Taiwan diselimuti “hujan emas” dari pohon tengguli (Cassia fistula)di musim panas setiap tahunnya,  tumbuhan yang dinamakan “aleibo” (pelafalan nama pohon tengguli dalam bahasa Mandarin)  di Taiwan ini, Yang Chih-Kai menambahkan, “Sebenarnya diperkenalkan oleh Perusahaan Hindia Timur Belanda dengan pertimbangan militer.” Saat itu, kayu diperlukan untuk dasar meriam, dan tengguli tumbuh cepat, batang kayunya berat dan memiliki resistensi tekan yang baik, sangat stabil. “Hujan emas yang terlihat dari barisan pepohonan tepi jalan di Taiwan,  sebenarnya Anda sedang mendengarkan cerita tentang orang Belanda,” tambahnya.

Selama periode kepemimpinan Koxinga, Dinasti Ming (1661-1683), banyak produk dari wilayah selatan Tiongkok, seperti pohon persik, plum dan prem juga diperkenalkan ke Taiwan. Selanjutnya, selama periode Dinasti Qing (1683-1895), pohon lengkeng, leci, dan bambu Phyllostachys edulis dibawa masuk.

Selama periode kolonial Jepang, berbagai jenis tanaman seperti pohon kelapa, pohon pulai (Alstonia scholaris), Ginkgo biloba, kayu putih (Melaleuca leucadendra), mahoni (Swietenia macrophylla), dan pohon jati (Tectona grandis) ditanam di Taiwan untuk eksperimen. Semua ini menambah bab baru dalam hubungan antara manusia dengan tumbuhan, tak heran Yang Chih-Kai sering mengatakan, “Tumbuhan adalah pencerita kisah pulau.”

 

Kedekatan Manusia dengan Pohon

Keragaman dan kekayaan Taiwan sebagian besar datang berkat penambahan spesies asing, tetapi kisah dan emosi yang berasal dari spesies lokal adalah sesuatu yang menarik dan menyentuh hati.

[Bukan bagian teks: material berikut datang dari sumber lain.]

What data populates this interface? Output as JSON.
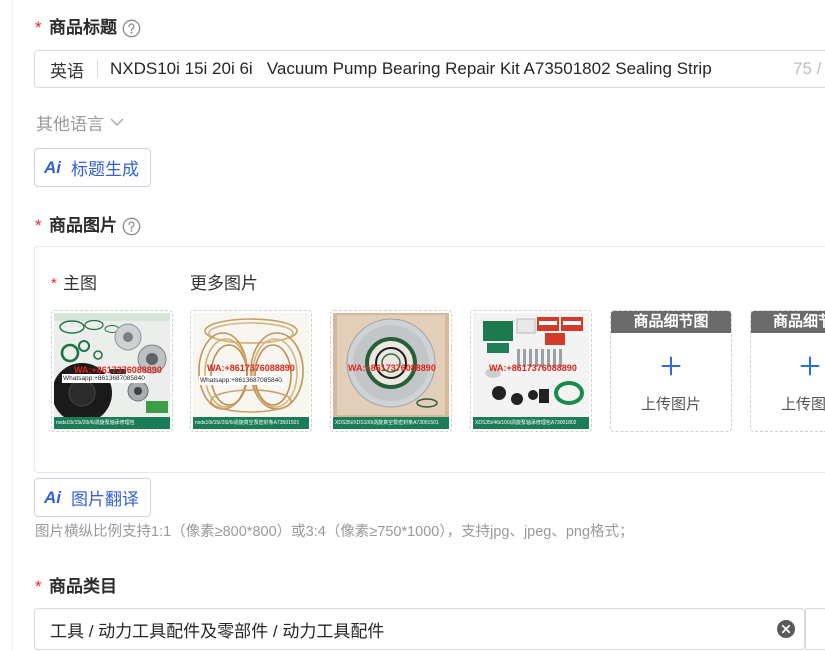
{
  "form": {
    "title_field": {
      "required_mark": "*",
      "label": "商品标题",
      "help_icon": "question-circle-icon",
      "language_tag": "英语",
      "value": "NXDS10i 15i 20i 6i   Vacuum Pump Bearing Repair Kit A73501802 Sealing Strip",
      "char_counter": "75 /"
    },
    "other_languages": {
      "label": "其他语言",
      "icon": "chevron-down-icon"
    },
    "ai_title_button": {
      "icon_text": "Ai",
      "label": "标题生成"
    },
    "images_field": {
      "required_mark": "*",
      "label": "商品图片",
      "help_icon": "question-circle-icon",
      "main_image": {
        "required_mark": "*",
        "label": "主图"
      },
      "more_images_label": "更多图片",
      "images": [
        {
          "watermark": "WA:+8617376088890",
          "contact": "Whatsapp:+8613687085840",
          "caption": "nxds10i/15i/20i/6i涡旋泵轴承修理包"
        },
        {
          "watermark": "WA:+8617376088890",
          "contact": "Whatsapp:+8613687085840.",
          "caption": "nxds10i/15i/20i/6i涡旋真空泵密封条A73501501"
        },
        {
          "watermark": "WA:+8617376088890",
          "caption": "XDS35i/XDS100i涡旋真空泵密封条A73001501"
        },
        {
          "watermark": "WA:+8617376088890",
          "caption": "XDS35i/46i/100i涡旋泵轴承修理包A73001802"
        }
      ],
      "upload_slots": [
        {
          "header": "商品细节图",
          "label": "上传图片",
          "icon": "plus-icon"
        },
        {
          "header": "商品细节图",
          "label": "上传图片",
          "icon": "plus-icon"
        }
      ]
    },
    "ai_image_button": {
      "icon_text": "Ai",
      "label": "图片翻译"
    },
    "image_hint": "图片横纵比例支持1:1（像素≥800*800）或3:4（像素≥750*1000），支持jpg、jpeg、png格式；",
    "category_field": {
      "required_mark": "*",
      "label": "商品类目",
      "value": "工具 / 动力工具配件及零部件 / 动力工具配件",
      "clear_icon": "close-circle-icon"
    }
  },
  "colors": {
    "accent": "#3461d9",
    "required": "#f5222d",
    "upload_header": "#6b6b6b",
    "image_band": "#1b7d58"
  }
}
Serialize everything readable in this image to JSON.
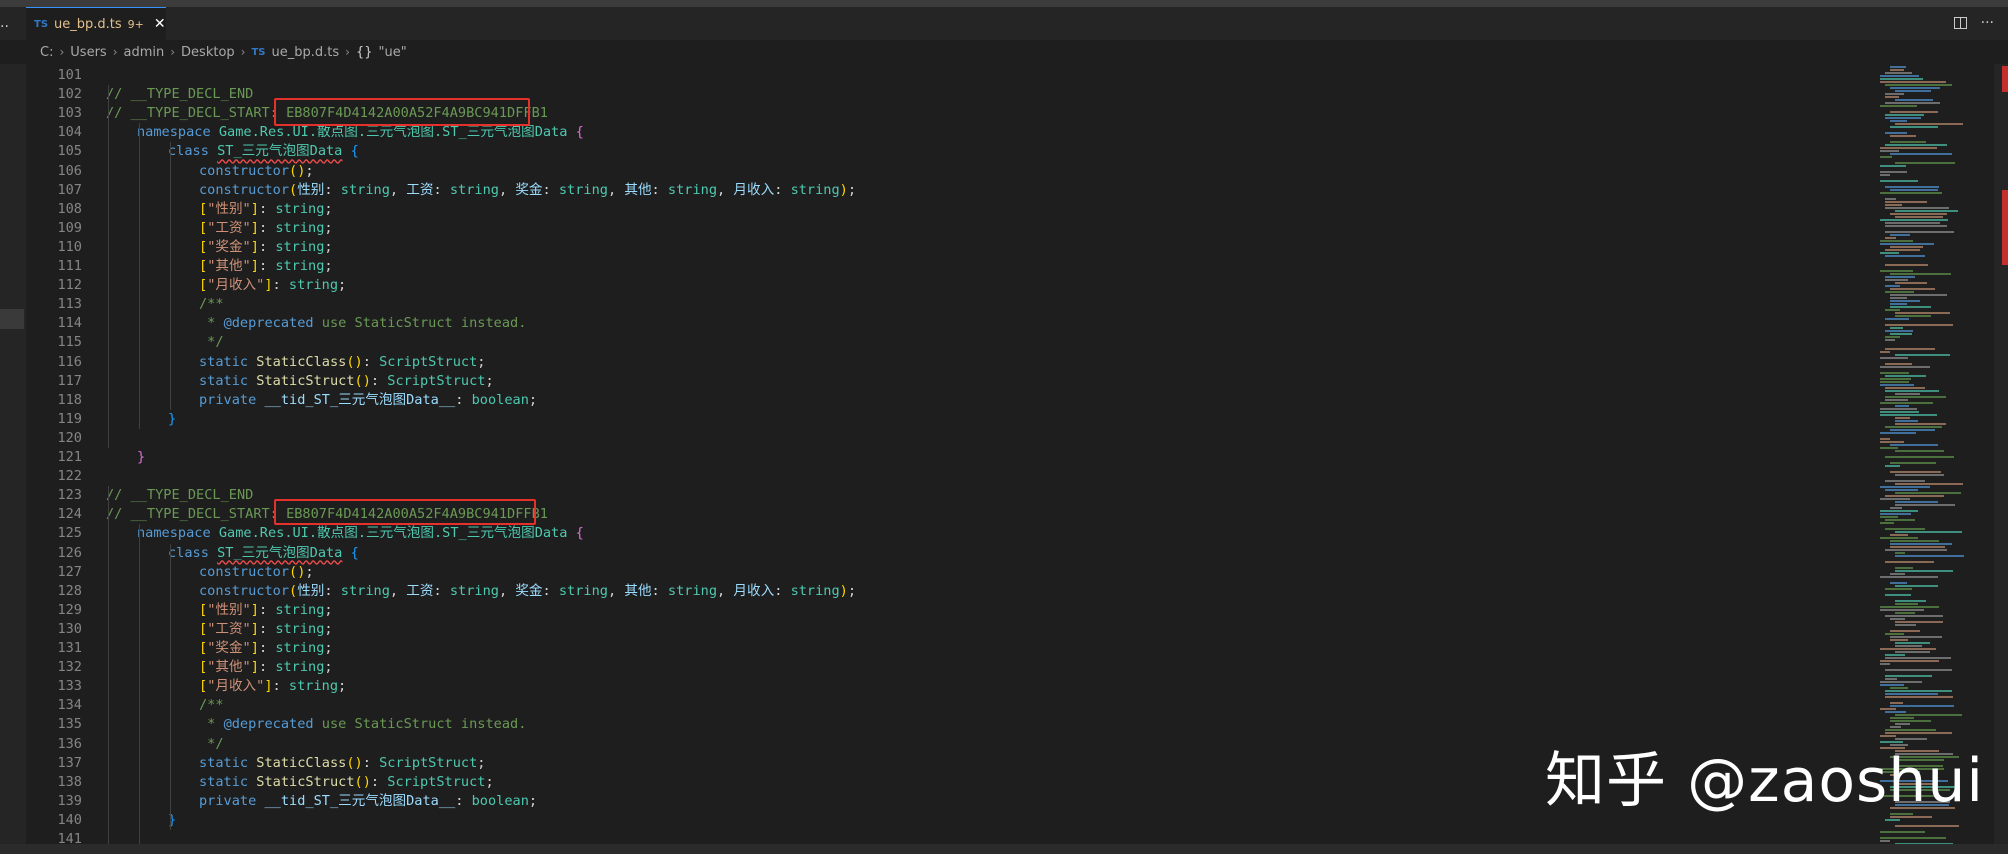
{
  "window": {
    "left_menu": "··"
  },
  "tab": {
    "lang_icon": "TS",
    "filename": "ue_bp.d.ts",
    "problems_badge": "9+",
    "close": "✕"
  },
  "tab_actions": {
    "more": "···"
  },
  "breadcrumb": {
    "items": [
      "C:",
      "Users",
      "admin",
      "Desktop",
      "ue_bp.d.ts",
      "\"ue\""
    ],
    "file_icon": "TS",
    "symbol_icon": "{}"
  },
  "editor": {
    "lines": [
      {
        "n": "101",
        "indent": 0,
        "tokens": []
      },
      {
        "n": "102",
        "indent": 0,
        "tokens": [
          [
            "c-cmt",
            "// __TYPE_DECL_END"
          ]
        ]
      },
      {
        "n": "103",
        "indent": 0,
        "tokens": [
          [
            "c-cmt",
            "// __TYPE_DECL_START: "
          ],
          [
            "c-hash",
            "EB807F4D4142A00A52F4A9BC941DFFB1"
          ]
        ]
      },
      {
        "n": "104",
        "indent": 1,
        "tokens": [
          [
            "c-kw",
            "namespace "
          ],
          [
            "c-type",
            "Game.Res.UI.散点图.三元气泡图.ST_三元气泡图Data "
          ],
          [
            "c-b2",
            "{"
          ]
        ]
      },
      {
        "n": "105",
        "indent": 2,
        "tokens": [
          [
            "c-kw",
            "class "
          ],
          [
            "c-type squig",
            "ST_三元气泡图Data"
          ],
          [
            "c-p",
            " "
          ],
          [
            "c-b3",
            "{"
          ]
        ]
      },
      {
        "n": "106",
        "indent": 3,
        "tokens": [
          [
            "c-kw",
            "constructor"
          ],
          [
            "c-b1",
            "()"
          ],
          [
            "c-p",
            ";"
          ]
        ]
      },
      {
        "n": "107",
        "indent": 3,
        "tokens": [
          [
            "c-kw",
            "constructor"
          ],
          [
            "c-b1",
            "("
          ],
          [
            "c-var",
            "性别"
          ],
          [
            "c-p",
            ": "
          ],
          [
            "c-type",
            "string"
          ],
          [
            "c-p",
            ", "
          ],
          [
            "c-var",
            "工资"
          ],
          [
            "c-p",
            ": "
          ],
          [
            "c-type",
            "string"
          ],
          [
            "c-p",
            ", "
          ],
          [
            "c-var",
            "奖金"
          ],
          [
            "c-p",
            ": "
          ],
          [
            "c-type",
            "string"
          ],
          [
            "c-p",
            ", "
          ],
          [
            "c-var",
            "其他"
          ],
          [
            "c-p",
            ": "
          ],
          [
            "c-type",
            "string"
          ],
          [
            "c-p",
            ", "
          ],
          [
            "c-var",
            "月收入"
          ],
          [
            "c-p",
            ": "
          ],
          [
            "c-type",
            "string"
          ],
          [
            "c-b1",
            ")"
          ],
          [
            "c-p",
            ";"
          ]
        ]
      },
      {
        "n": "108",
        "indent": 3,
        "tokens": [
          [
            "c-b1",
            "["
          ],
          [
            "c-str",
            "\"性别\""
          ],
          [
            "c-b1",
            "]"
          ],
          [
            "c-p",
            ": "
          ],
          [
            "c-type",
            "string"
          ],
          [
            "c-p",
            ";"
          ]
        ]
      },
      {
        "n": "109",
        "indent": 3,
        "tokens": [
          [
            "c-b1",
            "["
          ],
          [
            "c-str",
            "\"工资\""
          ],
          [
            "c-b1",
            "]"
          ],
          [
            "c-p",
            ": "
          ],
          [
            "c-type",
            "string"
          ],
          [
            "c-p",
            ";"
          ]
        ]
      },
      {
        "n": "110",
        "indent": 3,
        "tokens": [
          [
            "c-b1",
            "["
          ],
          [
            "c-str",
            "\"奖金\""
          ],
          [
            "c-b1",
            "]"
          ],
          [
            "c-p",
            ": "
          ],
          [
            "c-type",
            "string"
          ],
          [
            "c-p",
            ";"
          ]
        ]
      },
      {
        "n": "111",
        "indent": 3,
        "tokens": [
          [
            "c-b1",
            "["
          ],
          [
            "c-str",
            "\"其他\""
          ],
          [
            "c-b1",
            "]"
          ],
          [
            "c-p",
            ": "
          ],
          [
            "c-type",
            "string"
          ],
          [
            "c-p",
            ";"
          ]
        ]
      },
      {
        "n": "112",
        "indent": 3,
        "tokens": [
          [
            "c-b1",
            "["
          ],
          [
            "c-str",
            "\"月收入\""
          ],
          [
            "c-b1",
            "]"
          ],
          [
            "c-p",
            ": "
          ],
          [
            "c-type",
            "string"
          ],
          [
            "c-p",
            ";"
          ]
        ]
      },
      {
        "n": "113",
        "indent": 3,
        "tokens": [
          [
            "c-cmt",
            "/**"
          ]
        ]
      },
      {
        "n": "114",
        "indent": 3,
        "tokens": [
          [
            "c-cmt",
            " * "
          ],
          [
            "c-kw",
            "@deprecated"
          ],
          [
            "c-cmt",
            " use StaticStruct instead."
          ]
        ]
      },
      {
        "n": "115",
        "indent": 3,
        "tokens": [
          [
            "c-cmt",
            " */"
          ]
        ]
      },
      {
        "n": "116",
        "indent": 3,
        "tokens": [
          [
            "c-kw",
            "static "
          ],
          [
            "c-fn",
            "StaticClass"
          ],
          [
            "c-b1",
            "()"
          ],
          [
            "c-p",
            ": "
          ],
          [
            "c-type",
            "ScriptStruct"
          ],
          [
            "c-p",
            ";"
          ]
        ]
      },
      {
        "n": "117",
        "indent": 3,
        "tokens": [
          [
            "c-kw",
            "static "
          ],
          [
            "c-fn",
            "StaticStruct"
          ],
          [
            "c-b1",
            "()"
          ],
          [
            "c-p",
            ": "
          ],
          [
            "c-type",
            "ScriptStruct"
          ],
          [
            "c-p",
            ";"
          ]
        ]
      },
      {
        "n": "118",
        "indent": 3,
        "tokens": [
          [
            "c-kw",
            "private "
          ],
          [
            "c-var",
            "__tid_ST_三元气泡图Data__"
          ],
          [
            "c-p",
            ": "
          ],
          [
            "c-type",
            "boolean"
          ],
          [
            "c-p",
            ";"
          ]
        ]
      },
      {
        "n": "119",
        "indent": 2,
        "tokens": [
          [
            "c-b3",
            "}"
          ]
        ]
      },
      {
        "n": "120",
        "indent": 0,
        "tokens": []
      },
      {
        "n": "121",
        "indent": 1,
        "tokens": [
          [
            "c-b2",
            "}"
          ]
        ]
      },
      {
        "n": "122",
        "indent": 0,
        "tokens": []
      },
      {
        "n": "123",
        "indent": 0,
        "tokens": [
          [
            "c-cmt",
            "// __TYPE_DECL_END"
          ]
        ]
      },
      {
        "n": "124",
        "indent": 0,
        "tokens": [
          [
            "c-cmt",
            "// __TYPE_DECL_START: "
          ],
          [
            "c-hash",
            "EB807F4D4142A00A52F4A9BC941DFFB1"
          ]
        ]
      },
      {
        "n": "125",
        "indent": 1,
        "tokens": [
          [
            "c-kw",
            "namespace "
          ],
          [
            "c-type",
            "Game.Res.UI.散点图.三元气泡图.ST_三元气泡图Data "
          ],
          [
            "c-b2",
            "{"
          ]
        ]
      },
      {
        "n": "126",
        "indent": 2,
        "tokens": [
          [
            "c-kw",
            "class "
          ],
          [
            "c-type squig",
            "ST_三元气泡图Data"
          ],
          [
            "c-p",
            " "
          ],
          [
            "c-b3",
            "{"
          ]
        ]
      },
      {
        "n": "127",
        "indent": 3,
        "tokens": [
          [
            "c-kw",
            "constructor"
          ],
          [
            "c-b1",
            "()"
          ],
          [
            "c-p",
            ";"
          ]
        ]
      },
      {
        "n": "128",
        "indent": 3,
        "tokens": [
          [
            "c-kw",
            "constructor"
          ],
          [
            "c-b1",
            "("
          ],
          [
            "c-var",
            "性别"
          ],
          [
            "c-p",
            ": "
          ],
          [
            "c-type",
            "string"
          ],
          [
            "c-p",
            ", "
          ],
          [
            "c-var",
            "工资"
          ],
          [
            "c-p",
            ": "
          ],
          [
            "c-type",
            "string"
          ],
          [
            "c-p",
            ", "
          ],
          [
            "c-var",
            "奖金"
          ],
          [
            "c-p",
            ": "
          ],
          [
            "c-type",
            "string"
          ],
          [
            "c-p",
            ", "
          ],
          [
            "c-var",
            "其他"
          ],
          [
            "c-p",
            ": "
          ],
          [
            "c-type",
            "string"
          ],
          [
            "c-p",
            ", "
          ],
          [
            "c-var",
            "月收入"
          ],
          [
            "c-p",
            ": "
          ],
          [
            "c-type",
            "string"
          ],
          [
            "c-b1",
            ")"
          ],
          [
            "c-p",
            ";"
          ]
        ]
      },
      {
        "n": "129",
        "indent": 3,
        "tokens": [
          [
            "c-b1",
            "["
          ],
          [
            "c-str",
            "\"性别\""
          ],
          [
            "c-b1",
            "]"
          ],
          [
            "c-p",
            ": "
          ],
          [
            "c-type",
            "string"
          ],
          [
            "c-p",
            ";"
          ]
        ]
      },
      {
        "n": "130",
        "indent": 3,
        "tokens": [
          [
            "c-b1",
            "["
          ],
          [
            "c-str",
            "\"工资\""
          ],
          [
            "c-b1",
            "]"
          ],
          [
            "c-p",
            ": "
          ],
          [
            "c-type",
            "string"
          ],
          [
            "c-p",
            ";"
          ]
        ]
      },
      {
        "n": "131",
        "indent": 3,
        "tokens": [
          [
            "c-b1",
            "["
          ],
          [
            "c-str",
            "\"奖金\""
          ],
          [
            "c-b1",
            "]"
          ],
          [
            "c-p",
            ": "
          ],
          [
            "c-type",
            "string"
          ],
          [
            "c-p",
            ";"
          ]
        ]
      },
      {
        "n": "132",
        "indent": 3,
        "tokens": [
          [
            "c-b1",
            "["
          ],
          [
            "c-str",
            "\"其他\""
          ],
          [
            "c-b1",
            "]"
          ],
          [
            "c-p",
            ": "
          ],
          [
            "c-type",
            "string"
          ],
          [
            "c-p",
            ";"
          ]
        ]
      },
      {
        "n": "133",
        "indent": 3,
        "tokens": [
          [
            "c-b1",
            "["
          ],
          [
            "c-str",
            "\"月收入\""
          ],
          [
            "c-b1",
            "]"
          ],
          [
            "c-p",
            ": "
          ],
          [
            "c-type",
            "string"
          ],
          [
            "c-p",
            ";"
          ]
        ]
      },
      {
        "n": "134",
        "indent": 3,
        "tokens": [
          [
            "c-cmt",
            "/**"
          ]
        ]
      },
      {
        "n": "135",
        "indent": 3,
        "tokens": [
          [
            "c-cmt",
            " * "
          ],
          [
            "c-kw",
            "@deprecated"
          ],
          [
            "c-cmt",
            " use StaticStruct instead."
          ]
        ]
      },
      {
        "n": "136",
        "indent": 3,
        "tokens": [
          [
            "c-cmt",
            " */"
          ]
        ]
      },
      {
        "n": "137",
        "indent": 3,
        "tokens": [
          [
            "c-kw",
            "static "
          ],
          [
            "c-fn",
            "StaticClass"
          ],
          [
            "c-b1",
            "()"
          ],
          [
            "c-p",
            ": "
          ],
          [
            "c-type",
            "ScriptStruct"
          ],
          [
            "c-p",
            ";"
          ]
        ]
      },
      {
        "n": "138",
        "indent": 3,
        "tokens": [
          [
            "c-kw",
            "static "
          ],
          [
            "c-fn",
            "StaticStruct"
          ],
          [
            "c-b1",
            "()"
          ],
          [
            "c-p",
            ": "
          ],
          [
            "c-type",
            "ScriptStruct"
          ],
          [
            "c-p",
            ";"
          ]
        ]
      },
      {
        "n": "139",
        "indent": 3,
        "tokens": [
          [
            "c-kw",
            "private "
          ],
          [
            "c-var",
            "__tid_ST_三元气泡图Data__"
          ],
          [
            "c-p",
            ": "
          ],
          [
            "c-type",
            "boolean"
          ],
          [
            "c-p",
            ";"
          ]
        ]
      },
      {
        "n": "140",
        "indent": 2,
        "tokens": [
          [
            "c-b3",
            "}"
          ]
        ]
      },
      {
        "n": "141",
        "indent": 0,
        "tokens": []
      }
    ]
  },
  "watermark": "知乎 @zaoshui",
  "colors": {
    "editor_bg": "#1e1e1e",
    "highlight_box": "#e5312b",
    "tab_modified": "#e2c08d",
    "ts_icon": "#3178c6"
  }
}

“Apakah Anda tahu asal-usul tradisi karantina tujuh plus tujuh (hari) di Taiwan? Adalah suku Paiwan,” Yang Chih-Kai mengajukan sebuah topik yang tidak terduga. Di masa lalu, di pintu masuk perkampungan suku Paiwan, ada dua jenis pohon yang digunakan sebagai batas, satu adalah pohon gadog (Bischofia javanica) dan yang lainnya adalah pohon leles (Ficus subpisocarpa), keduanya adalah pohon besar yang umum ditemukan pada ketinggian rendah hingga menengah dan secara alami menjadi batas dan simbol suku. Mereka membangun gubuk di bawah pohon-pohon tersebut. Ketika ada orang asing yang ingin masuk ke perkampungan, mereka harus menjalani karantina sendirian di gubuk selama tujuh hari untuk memastikan tidak ada masalah terkait kesehatan sebelum diizinkan masuk ke dalam perkampungan. Yang Chih-Kai bercanda, “Ini bukan tradisi modern, tapi kearifan kuno dari suku Paiwan.”

Membahas lebih lanjut tentang pohon gadog, ciri khasnya adalah kulit kayu berwarna abu-abu kecoklatan dan sering terdapat benjolan pada batang pohon tua. Ada pepatah yang mengatakan, “Bila ada yang perlu dikatakan, maka katakanlah. Bila tidak ada, maka duduk saja di bawah pohon gadog”. Yang Chih-Kai lebih lanjut menggambarkan situasi ini, ketika bertemu dengan teman di bawah pohon gadog, jika orang tersebut belum tiba, maka kita dapat memandang pohon gadog dengan tenang lalu menyampaikan isi hati kita kepada pohon, ini juga merupakan sebuah bentuk persahabatan. “Ini menggambarkan hubungan penting antara manusia dengan pohon, pohon memberikan kekuatan yang menenangkan, saya pikir ini adalah sebuah pandangan filosofis, sebuah pelukan bagi jiwa,” ujarnya.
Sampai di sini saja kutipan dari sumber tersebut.